Data protection officers
Businesses processing sensitive data (e.g. data showing racial or ethnic origin) on a large scale or engaged in systematic monitoring of data subjects on a large scale (whether data controllers or data processors), must appoint data protection officers (DPO). The DPO can be an existing member of staff who has had specific training or a new DPO can be hired in. In essence, the requirement to appoint a DPO is an extension of the accountability principle noted above – businesses carrying out the activities above must appoint a DPO to help the business comply with its data protection requirements under the GDPR, and such individual should have a clear reporting line into senior management. The GDPR also notes that the DPO should not be instructed to act in a particular way by management, or be dismissed or penalised simply for carrying out their duty – it seems DPOs are free to hand out some home truths to their employers without fear of recrimination.

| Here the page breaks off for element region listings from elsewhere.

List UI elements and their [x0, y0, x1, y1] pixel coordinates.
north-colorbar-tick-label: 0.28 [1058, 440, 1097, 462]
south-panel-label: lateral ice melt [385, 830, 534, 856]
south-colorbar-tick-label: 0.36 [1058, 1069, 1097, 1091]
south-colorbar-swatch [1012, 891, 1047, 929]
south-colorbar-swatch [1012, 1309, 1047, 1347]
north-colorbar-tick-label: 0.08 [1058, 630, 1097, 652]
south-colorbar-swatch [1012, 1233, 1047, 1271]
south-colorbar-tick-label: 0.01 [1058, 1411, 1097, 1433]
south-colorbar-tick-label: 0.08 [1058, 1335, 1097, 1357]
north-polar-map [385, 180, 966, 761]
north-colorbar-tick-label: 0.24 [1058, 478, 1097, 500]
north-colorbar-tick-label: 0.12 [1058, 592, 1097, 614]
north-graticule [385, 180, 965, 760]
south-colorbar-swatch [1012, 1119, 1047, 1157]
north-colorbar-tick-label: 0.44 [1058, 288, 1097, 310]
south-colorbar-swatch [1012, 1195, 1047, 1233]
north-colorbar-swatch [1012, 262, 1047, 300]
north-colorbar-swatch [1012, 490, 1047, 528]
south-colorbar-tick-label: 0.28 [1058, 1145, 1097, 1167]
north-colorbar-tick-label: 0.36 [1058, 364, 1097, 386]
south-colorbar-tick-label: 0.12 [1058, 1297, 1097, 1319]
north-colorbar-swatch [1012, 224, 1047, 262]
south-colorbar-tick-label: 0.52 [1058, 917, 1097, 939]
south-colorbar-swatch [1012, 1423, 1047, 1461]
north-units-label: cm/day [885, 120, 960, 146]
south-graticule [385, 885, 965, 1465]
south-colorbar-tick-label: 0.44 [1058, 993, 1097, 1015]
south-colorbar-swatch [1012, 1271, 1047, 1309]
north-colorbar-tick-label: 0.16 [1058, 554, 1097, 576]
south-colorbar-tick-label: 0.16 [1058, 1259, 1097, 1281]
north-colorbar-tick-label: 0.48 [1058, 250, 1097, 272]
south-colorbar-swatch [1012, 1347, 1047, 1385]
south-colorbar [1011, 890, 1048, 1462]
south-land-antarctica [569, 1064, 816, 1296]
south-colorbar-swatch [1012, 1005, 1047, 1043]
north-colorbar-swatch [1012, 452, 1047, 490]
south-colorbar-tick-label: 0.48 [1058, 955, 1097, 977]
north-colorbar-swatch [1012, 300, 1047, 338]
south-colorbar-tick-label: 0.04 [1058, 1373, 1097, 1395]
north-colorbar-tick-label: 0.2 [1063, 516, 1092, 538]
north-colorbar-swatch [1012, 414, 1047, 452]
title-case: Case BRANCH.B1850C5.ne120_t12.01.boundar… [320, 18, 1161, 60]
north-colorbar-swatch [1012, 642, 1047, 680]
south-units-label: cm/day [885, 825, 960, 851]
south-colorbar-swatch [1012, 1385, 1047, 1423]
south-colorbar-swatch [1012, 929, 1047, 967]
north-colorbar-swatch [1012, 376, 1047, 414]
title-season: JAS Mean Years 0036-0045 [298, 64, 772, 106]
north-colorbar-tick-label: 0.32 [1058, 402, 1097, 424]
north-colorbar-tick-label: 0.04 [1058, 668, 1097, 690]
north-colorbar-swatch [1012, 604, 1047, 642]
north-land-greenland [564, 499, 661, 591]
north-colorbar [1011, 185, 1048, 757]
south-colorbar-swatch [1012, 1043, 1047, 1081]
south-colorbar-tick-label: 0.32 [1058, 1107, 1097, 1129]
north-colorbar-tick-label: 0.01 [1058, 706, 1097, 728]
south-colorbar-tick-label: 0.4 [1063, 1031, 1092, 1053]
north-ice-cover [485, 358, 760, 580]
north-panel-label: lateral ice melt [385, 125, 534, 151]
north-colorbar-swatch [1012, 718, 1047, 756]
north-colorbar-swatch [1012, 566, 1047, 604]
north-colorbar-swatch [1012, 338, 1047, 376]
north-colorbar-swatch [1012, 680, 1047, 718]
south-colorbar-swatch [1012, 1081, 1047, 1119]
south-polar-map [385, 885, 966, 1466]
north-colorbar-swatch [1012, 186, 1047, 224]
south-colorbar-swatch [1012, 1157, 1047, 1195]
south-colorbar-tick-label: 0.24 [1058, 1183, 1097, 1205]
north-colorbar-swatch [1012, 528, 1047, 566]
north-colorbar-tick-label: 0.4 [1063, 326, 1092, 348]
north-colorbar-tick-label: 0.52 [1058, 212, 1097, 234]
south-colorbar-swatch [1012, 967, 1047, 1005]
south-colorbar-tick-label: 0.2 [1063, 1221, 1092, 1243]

It might be tempting for developers, platform providers or even retailers to consider that these provisions will simply not apply to them. Sure, it may be unlikely that particularly sensitive personal data is gleaned in a gaming context (but not impossible), but consideration needs to be given as to how the personal data a business does hold is used – for example, does your business gather data from the activity of online user profiles; does it analyse individual spending patterns; does it leverage a marketing database to target individuals for possible new purchases; does it register individuals for hardware warranties and otherwise use that information for other purposes? A ‘yes’ to any of these questions does not necessarily mean that your business will be ‘monitoring data subjects on a large scale’, but it does mean that consideration should be given as to whether your business needs a DPO and how that expertise might best be sourced.
What becomes apparent across all business sectors is that there is no magic bullet for GDPR compliance, but an understanding of how or if a business collects and uses personal data is a good place to start. From there, specifics can be applied and, where necessary, business changes effected. The games industry has some unique challenges, particularly given its place at the forefront of technological development and digital business. One thing is clear though, the next 18 months are crucial for all businesses to get ahead of the curve.